Curitiba - A mãe do estudante que teria sido agredido pela Guarda Municipal de Curitiba durante protesto da União Brasileira dos Estudantes Secundaristas (Ubes), Maria José de Almeida, quer acionar na Justiça a Prefeitura de Curitiba e a Guarda. André Luis de Almeida teria sido agredido por dois guardas na quarta-feira quando os manifestantes decidiram invadir uma estação-tubo no Centro da capital. ''Isso não pode ficar assim. É a segunda vez que eles batem no meu filho'', declarou Maria.
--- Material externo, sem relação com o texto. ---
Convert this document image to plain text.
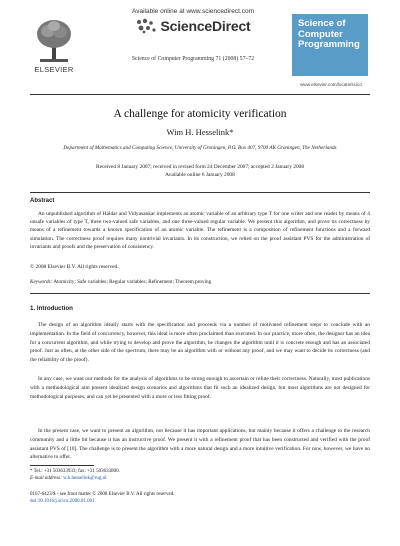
ELSEVIER
Available online at www.sciencedirect.com
ScienceDirect
Science of Computer Programming 71 (2008) 57–72
Science of
Computer
Programming
www.elsevier.com/locate/scico
A challenge for atomicity verification
Wim H. Hesselink*
Department of Mathematics and Computing Science, University of Groningen, P.O. Box 407, 9700 AK Groningen, The Netherlands
Received 8 January 2007; received in revised form 24 December 2007; accepted 2 January 2008
Available online 6 January 2008
Abstract
An unpublished algorithm of Haldar and Vidyasankar implements an atomic variable of an arbitrary type T for one writer and one reader by means of 4 unsafe variables of type T, three two-valued safe variables, and one three-valued regular variable. We present this algorithm, and prove its correctness by means of a refinement towards a known specification of an atomic variable. The refinement is a composition of refinement functions and a forward simulation. The correctness proof requires many nontrivial invariants. In its construction, we relied on the proof assistant PVS for the administration of invariants and proofs and the preservation of consistency.
© 2008 Elsevier B.V. All rights reserved.
Keywords: Atomicity; Safe variables; Regular variables; Refinement; Theorem proving
1. Introduction
The design of an algorithm ideally starts with the specification and proceeds via a number of motivated refinement steps to conclude with an implementation. In the field of concurrency, however, this ideal is more often proclaimed than executed. In our practice, more often, the designer has an idea for a concurrent algorithm, and while trying to develop and prove the algorithm, he changes the algorithm until it is concrete enough and has an associated proof. Just as often, at the other side of the spectrum, there may be an algorithm with or without any proof, and we may want to decide its correctness (and the reliability of the proof).
In any case, we want our methods for the analysis of algorithms to be strong enough to ascertain or refute their correctness. Naturally, most publications with a methodological aim present idealized design scenarios and algorithms that fit such an idealized design, but most algorithms are not designed for methodological purposes, and can yet be presented with a more or less fitting proof.
In the present case, we want to present an algorithm, not because it has important applications, but mainly because it offers a challenge to the research community and a little bit because it has an instructive proof. We present it with a refinement proof that has been constructed and verified with the proof assistant PVS of [10]. The challenge is to present the algorithm with a more natural design and a more intuitive verification. For now, however, we have no alternative to offer.
* Tel.: +31 503633933; fax: +31 503633800.
E-mail address: w.h.hesselink@rug.nl
0167-6423/$ - see front matter © 2008 Elsevier B.V. All rights reserved.
doi:10.1016/j.scico.2008.01.001
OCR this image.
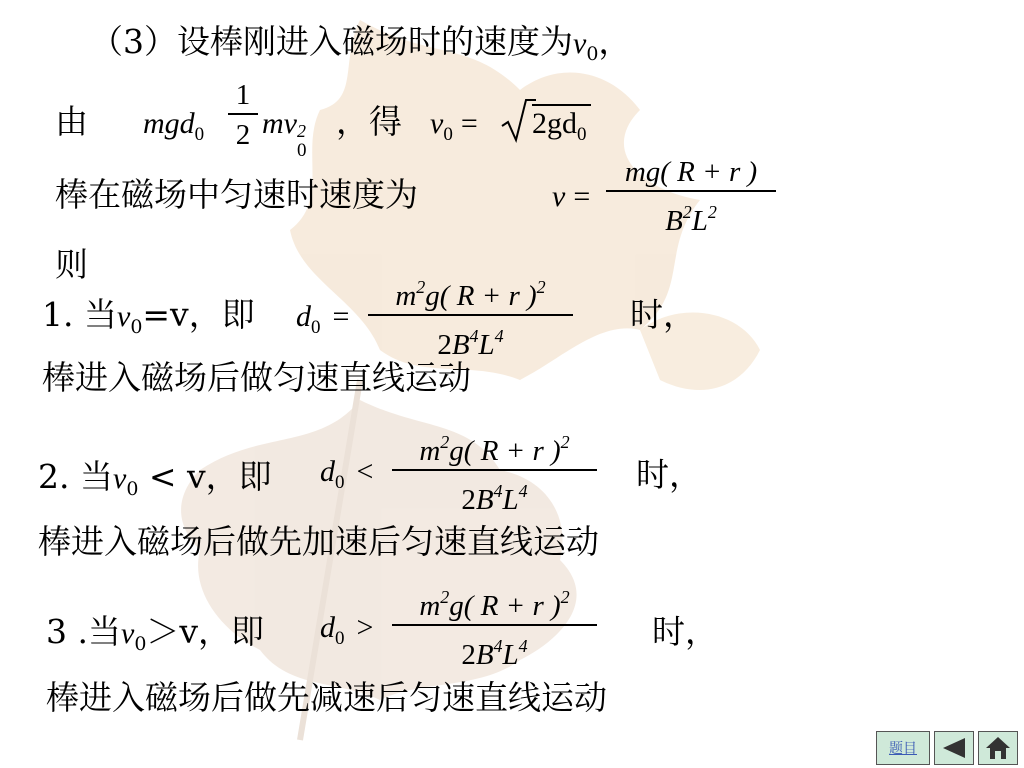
（3）设棒刚进入磁场时的速度为$v_0$，
由 mgd$_0$
1
2 mv 2
0
，得 $v_0 = 2gd_0$
棒在磁场中匀速时速度为	v =
mg( R + r )
$B^2L^2$
则
1. 当$v_0=v$，即 $d_0$ =
$m^2g$( R + r )$^2$
$2B^4L^4$
时，
棒进入磁场后做匀速直线运动
2. 当$v_0 < v$，即 $d_0$ <
$m^2g$( R + r )$^2$
$2B^4L^4$	时，
棒进入磁场后做先加速后匀速直线运动
3 .当$v_0>v$，即 $d_0$ >
$m^2g$( R + r )$^2$
$2B^4L^4$	时，
棒进入磁场后做先减速后匀速直线运动
题目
Segundo André, durante o tumulto um guarda teria utilizado um aparelho para dar um choque em sua coluna. ''Perdi o controle sobre as pernas. Logo depois um outro guarda bateu na minha cintura com um cacetete'', contou. A Guarda Municipal diz que não há entre seus equipamentos nenhum aparato semelhante ao descrito pelo estudante. ''Nós não utilizamos nem temos aparelho de choque nem spray de pimenta'', informou o Superintendente da Secretaria de Defesa Social, Coronel René Roberto Witek.
André foi encaminhado ao Hospital Evangélico, onde ficou internado até as 16 horas. ''Fiquei sem sentir as pernas até as 14 horas'', diz. O jovem irá depor na Comissão de Segurança Pública da Câmara de Vereadores na próxima quarta-feira. Na terça será a vez do Coronel Itamar dos Santos, secretário de Defesa Social.